From music critic Lindsay Koob:

Don’t let the fact that the final days of Spoleto are upon us lull you into artistic ennui quite yet — there’s still a lot going on. Betweeen the dual festivals, I caught a deligtful array of music both ancient and modern among Friday’s events.

Piccolo’s Early Music Series offered one of Steve Rosenberg’s patented programs, “Instruments Through the Ages,” at First (Scots) Presbyterian Church. Over the years, I’ve lost count of how many different old-time instruments Rosenberg can play — and beautifully. We heard a baker’s dozen of different “obsolete” noisemakers, in pieces ranging from the medieval music of the Spanish Jews to sophisticated gems of the high Baroque. Rosenberg’s main trick was playing two recorders at once. Percussion whiz Danny Mallon drew a veritable symphony of sounds from a simple tambourine, plus other assorted drums. Julia Harlow offered spirited support on Charleston’s finest harpsichord. Jose Lemos enchanted with his unique and emotion-laden countertenor voice. Pure pleasure.

The evening’s Intermezzi series finale displayed mostly the talents of the Spoleto Festival Orchestra’s woodwind players — on the final descendants of some of the instruments I heard earlier. modern piano specialist Jenny Lin joined a band of assorted young virtuosos for Olivier Messiaen’s Oiseaux Exotiques an avant-garde tour-de-force of stylized birdsong that makes you think you’ve just stepped into a huge aviary full of manic feathered friends. A varied battery of percussion assisted, and Music in Time director John Kennedy conducted. Then conductor Olivier Reboul (also a fabulous pianist) brought romantic-era relief, directing a lovely account of R&J composer Charles Gounod’s elegant Petite Symphonie for Wind Instruments. Marc Williams emerged at the end to lead a jaunty and well-knit performance of Igor Stravinsky’s Octet, a fearfully tricky neo-classical chamber gem.

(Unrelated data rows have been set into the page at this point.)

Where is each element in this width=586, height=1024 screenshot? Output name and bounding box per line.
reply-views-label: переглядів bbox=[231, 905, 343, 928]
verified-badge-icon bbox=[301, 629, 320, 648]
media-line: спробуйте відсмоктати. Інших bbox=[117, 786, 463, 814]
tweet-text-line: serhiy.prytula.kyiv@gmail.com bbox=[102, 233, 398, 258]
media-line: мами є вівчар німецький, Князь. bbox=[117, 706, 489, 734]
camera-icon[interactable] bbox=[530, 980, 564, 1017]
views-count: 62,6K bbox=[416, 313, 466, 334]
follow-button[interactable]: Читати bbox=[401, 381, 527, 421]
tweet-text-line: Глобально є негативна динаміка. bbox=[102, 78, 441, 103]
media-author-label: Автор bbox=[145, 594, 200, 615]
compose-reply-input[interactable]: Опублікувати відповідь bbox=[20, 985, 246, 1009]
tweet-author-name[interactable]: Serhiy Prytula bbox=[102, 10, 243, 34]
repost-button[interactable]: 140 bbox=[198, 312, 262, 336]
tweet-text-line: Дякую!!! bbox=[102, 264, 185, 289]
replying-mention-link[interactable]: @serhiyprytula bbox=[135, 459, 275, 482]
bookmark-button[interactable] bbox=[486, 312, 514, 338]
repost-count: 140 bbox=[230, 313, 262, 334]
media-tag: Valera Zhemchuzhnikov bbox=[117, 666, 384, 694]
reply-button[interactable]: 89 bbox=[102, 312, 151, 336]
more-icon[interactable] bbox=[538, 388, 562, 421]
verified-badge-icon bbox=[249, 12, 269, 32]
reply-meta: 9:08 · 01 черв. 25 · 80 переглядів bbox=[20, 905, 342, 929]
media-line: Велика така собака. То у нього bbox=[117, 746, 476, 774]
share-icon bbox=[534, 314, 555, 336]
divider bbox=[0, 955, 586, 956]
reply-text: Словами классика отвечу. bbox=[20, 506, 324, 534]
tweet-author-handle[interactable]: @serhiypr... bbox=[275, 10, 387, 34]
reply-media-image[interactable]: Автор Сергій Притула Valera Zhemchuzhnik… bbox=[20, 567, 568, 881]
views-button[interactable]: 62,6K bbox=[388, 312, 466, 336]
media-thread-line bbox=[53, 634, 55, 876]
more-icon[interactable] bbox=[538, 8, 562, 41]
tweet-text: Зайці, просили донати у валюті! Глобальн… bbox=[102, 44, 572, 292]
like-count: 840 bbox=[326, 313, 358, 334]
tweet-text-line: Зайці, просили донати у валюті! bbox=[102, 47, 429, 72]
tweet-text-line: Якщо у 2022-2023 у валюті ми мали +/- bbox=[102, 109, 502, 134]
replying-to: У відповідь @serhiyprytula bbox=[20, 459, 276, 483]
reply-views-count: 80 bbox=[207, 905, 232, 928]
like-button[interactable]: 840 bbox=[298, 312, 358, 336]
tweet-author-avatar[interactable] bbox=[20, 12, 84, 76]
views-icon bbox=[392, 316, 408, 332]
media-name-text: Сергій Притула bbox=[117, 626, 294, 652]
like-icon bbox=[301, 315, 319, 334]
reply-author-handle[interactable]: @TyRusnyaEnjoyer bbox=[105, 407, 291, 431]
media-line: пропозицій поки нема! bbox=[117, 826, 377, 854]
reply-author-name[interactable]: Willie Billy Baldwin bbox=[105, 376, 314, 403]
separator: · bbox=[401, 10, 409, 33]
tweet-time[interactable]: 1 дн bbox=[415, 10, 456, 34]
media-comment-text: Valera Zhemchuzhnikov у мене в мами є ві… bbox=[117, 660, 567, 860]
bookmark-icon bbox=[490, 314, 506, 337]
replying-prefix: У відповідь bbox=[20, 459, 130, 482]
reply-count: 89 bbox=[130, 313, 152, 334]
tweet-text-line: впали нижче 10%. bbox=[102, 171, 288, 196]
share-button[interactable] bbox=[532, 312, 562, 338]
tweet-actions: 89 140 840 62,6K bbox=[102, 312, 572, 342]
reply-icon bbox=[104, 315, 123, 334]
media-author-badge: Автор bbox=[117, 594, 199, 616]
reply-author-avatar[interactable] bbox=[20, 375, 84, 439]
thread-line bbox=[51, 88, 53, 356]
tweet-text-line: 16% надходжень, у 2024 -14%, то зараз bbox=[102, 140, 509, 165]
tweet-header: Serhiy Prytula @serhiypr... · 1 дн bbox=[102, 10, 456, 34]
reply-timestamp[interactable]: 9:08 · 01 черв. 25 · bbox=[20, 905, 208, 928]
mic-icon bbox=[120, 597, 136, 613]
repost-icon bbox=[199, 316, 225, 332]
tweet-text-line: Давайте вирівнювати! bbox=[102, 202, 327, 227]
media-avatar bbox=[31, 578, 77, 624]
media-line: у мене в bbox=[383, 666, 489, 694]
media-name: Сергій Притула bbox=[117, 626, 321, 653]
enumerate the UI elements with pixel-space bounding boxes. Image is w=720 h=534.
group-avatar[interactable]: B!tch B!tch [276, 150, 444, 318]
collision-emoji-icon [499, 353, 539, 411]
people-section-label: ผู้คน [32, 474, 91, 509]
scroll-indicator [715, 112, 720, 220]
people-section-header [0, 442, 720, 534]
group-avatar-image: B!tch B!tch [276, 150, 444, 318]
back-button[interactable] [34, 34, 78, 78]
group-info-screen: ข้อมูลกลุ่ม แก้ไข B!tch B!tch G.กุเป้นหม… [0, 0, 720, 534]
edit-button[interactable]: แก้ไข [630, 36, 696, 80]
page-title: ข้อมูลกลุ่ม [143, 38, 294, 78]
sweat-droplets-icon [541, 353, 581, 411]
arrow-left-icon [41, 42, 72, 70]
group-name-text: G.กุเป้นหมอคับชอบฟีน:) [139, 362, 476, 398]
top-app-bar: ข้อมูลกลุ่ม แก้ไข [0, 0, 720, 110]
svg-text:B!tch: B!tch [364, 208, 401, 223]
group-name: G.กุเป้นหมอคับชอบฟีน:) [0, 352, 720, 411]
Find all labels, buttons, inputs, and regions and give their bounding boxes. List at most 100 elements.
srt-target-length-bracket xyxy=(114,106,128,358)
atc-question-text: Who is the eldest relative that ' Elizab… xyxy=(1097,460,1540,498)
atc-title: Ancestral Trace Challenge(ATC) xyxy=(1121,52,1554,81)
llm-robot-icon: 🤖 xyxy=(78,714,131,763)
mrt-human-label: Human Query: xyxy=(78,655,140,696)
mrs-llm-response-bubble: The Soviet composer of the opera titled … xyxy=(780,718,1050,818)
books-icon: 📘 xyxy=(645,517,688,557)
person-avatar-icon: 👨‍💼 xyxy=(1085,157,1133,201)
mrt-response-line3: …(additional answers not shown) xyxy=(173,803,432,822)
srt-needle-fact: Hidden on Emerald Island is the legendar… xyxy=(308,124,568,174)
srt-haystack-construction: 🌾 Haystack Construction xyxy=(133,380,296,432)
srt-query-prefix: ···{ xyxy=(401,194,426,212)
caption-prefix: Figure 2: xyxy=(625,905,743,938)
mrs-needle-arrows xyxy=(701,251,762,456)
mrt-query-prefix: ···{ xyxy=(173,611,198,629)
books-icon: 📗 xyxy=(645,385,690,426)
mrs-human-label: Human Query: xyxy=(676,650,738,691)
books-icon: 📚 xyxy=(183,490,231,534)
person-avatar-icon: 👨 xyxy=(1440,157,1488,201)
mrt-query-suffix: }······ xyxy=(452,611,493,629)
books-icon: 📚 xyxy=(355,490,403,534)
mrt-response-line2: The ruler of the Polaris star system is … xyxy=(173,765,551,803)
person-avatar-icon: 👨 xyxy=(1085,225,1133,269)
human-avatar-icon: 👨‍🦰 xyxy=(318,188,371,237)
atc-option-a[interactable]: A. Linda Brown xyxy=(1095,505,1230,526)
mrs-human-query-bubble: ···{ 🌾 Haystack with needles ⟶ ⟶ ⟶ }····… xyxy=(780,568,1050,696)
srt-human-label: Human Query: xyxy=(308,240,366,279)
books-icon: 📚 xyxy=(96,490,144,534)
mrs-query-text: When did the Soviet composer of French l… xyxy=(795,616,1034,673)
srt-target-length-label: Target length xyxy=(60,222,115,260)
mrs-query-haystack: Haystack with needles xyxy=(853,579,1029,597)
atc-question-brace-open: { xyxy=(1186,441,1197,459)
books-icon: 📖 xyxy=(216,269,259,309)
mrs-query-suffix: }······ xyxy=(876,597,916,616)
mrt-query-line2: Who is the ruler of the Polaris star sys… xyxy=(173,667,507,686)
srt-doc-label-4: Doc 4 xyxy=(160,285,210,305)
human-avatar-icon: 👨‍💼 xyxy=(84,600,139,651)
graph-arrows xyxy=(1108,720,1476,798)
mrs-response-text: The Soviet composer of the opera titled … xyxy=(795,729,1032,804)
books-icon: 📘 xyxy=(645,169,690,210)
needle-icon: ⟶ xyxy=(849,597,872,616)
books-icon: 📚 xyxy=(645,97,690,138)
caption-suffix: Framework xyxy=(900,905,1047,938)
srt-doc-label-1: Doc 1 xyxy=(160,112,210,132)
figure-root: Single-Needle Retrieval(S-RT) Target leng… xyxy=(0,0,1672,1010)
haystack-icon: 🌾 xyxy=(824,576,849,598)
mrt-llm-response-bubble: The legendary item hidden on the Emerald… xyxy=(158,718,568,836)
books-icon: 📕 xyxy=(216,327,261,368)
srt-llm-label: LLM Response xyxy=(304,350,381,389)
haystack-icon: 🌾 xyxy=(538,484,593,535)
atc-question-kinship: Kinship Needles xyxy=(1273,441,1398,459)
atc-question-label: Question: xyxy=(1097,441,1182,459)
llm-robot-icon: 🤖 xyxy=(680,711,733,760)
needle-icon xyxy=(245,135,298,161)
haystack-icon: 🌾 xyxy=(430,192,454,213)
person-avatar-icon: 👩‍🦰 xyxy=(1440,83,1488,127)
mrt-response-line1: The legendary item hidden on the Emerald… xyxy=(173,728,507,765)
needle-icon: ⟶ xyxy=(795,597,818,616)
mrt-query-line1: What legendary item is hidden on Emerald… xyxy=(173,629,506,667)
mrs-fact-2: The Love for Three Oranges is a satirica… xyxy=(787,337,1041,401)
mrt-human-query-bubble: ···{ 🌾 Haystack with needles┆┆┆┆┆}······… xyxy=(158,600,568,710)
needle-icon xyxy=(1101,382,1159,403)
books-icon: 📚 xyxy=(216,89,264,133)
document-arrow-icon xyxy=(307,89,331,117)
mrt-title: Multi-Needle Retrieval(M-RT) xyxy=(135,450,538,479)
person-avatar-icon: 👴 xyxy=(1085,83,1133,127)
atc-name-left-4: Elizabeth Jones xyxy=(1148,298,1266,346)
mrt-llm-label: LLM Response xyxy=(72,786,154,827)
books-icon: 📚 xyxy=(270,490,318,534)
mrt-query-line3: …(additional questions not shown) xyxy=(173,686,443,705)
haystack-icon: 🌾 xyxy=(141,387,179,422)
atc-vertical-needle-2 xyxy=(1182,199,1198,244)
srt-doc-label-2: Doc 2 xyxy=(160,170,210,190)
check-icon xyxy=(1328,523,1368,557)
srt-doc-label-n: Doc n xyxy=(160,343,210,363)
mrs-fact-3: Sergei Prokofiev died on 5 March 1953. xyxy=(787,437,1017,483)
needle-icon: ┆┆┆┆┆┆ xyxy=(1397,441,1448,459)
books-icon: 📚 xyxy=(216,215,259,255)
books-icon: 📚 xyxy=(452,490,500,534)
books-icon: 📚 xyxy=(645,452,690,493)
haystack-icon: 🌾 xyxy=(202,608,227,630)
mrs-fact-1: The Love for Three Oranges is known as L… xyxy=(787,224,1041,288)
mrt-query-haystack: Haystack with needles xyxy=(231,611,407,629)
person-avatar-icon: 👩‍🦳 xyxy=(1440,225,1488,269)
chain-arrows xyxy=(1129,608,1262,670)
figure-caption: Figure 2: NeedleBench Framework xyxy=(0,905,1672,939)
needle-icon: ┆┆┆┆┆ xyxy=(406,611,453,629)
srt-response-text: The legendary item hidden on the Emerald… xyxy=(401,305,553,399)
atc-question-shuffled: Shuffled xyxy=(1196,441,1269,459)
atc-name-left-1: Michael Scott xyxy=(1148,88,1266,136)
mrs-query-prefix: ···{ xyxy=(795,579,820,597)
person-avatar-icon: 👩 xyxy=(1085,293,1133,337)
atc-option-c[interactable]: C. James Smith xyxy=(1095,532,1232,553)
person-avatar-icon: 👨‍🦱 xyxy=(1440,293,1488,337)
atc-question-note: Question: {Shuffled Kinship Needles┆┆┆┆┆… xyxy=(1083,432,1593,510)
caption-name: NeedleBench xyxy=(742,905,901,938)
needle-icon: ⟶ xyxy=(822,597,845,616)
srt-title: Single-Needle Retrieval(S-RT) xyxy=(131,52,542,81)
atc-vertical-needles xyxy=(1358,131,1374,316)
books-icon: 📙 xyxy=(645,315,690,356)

Speaking of woodwinds, allow me to give belated credit where due here. Amid the heady festival fray, I neglected to tell you about last Monday’s Piccolo go at Mozart’s Gran Partita, the most ambitious (and greatest) piece he wrote for winds. Thirteen local worthies gathered at the Episcopal Cathedral under the banner of Charleston’s soon-to-be-defunct Chamber Music Society of Charleston for a memorable last hurrah. With two of them playing real basset horns (the mellow-sounding ancestor of the clarinet), these players gave this sparkling masterpiece its full due, charming a churchful of happy listeners. They definitely blew out all the candles on Mozart’s birthday cake.

Almost over? My feelings at the prospect are truly schizoid. I mentally scream “oh, NO” one moment — and sigh “thank GAWD” the next. While my battered body and brain can surely use some long-overdue rest, something inside me is already counting the moments until next year.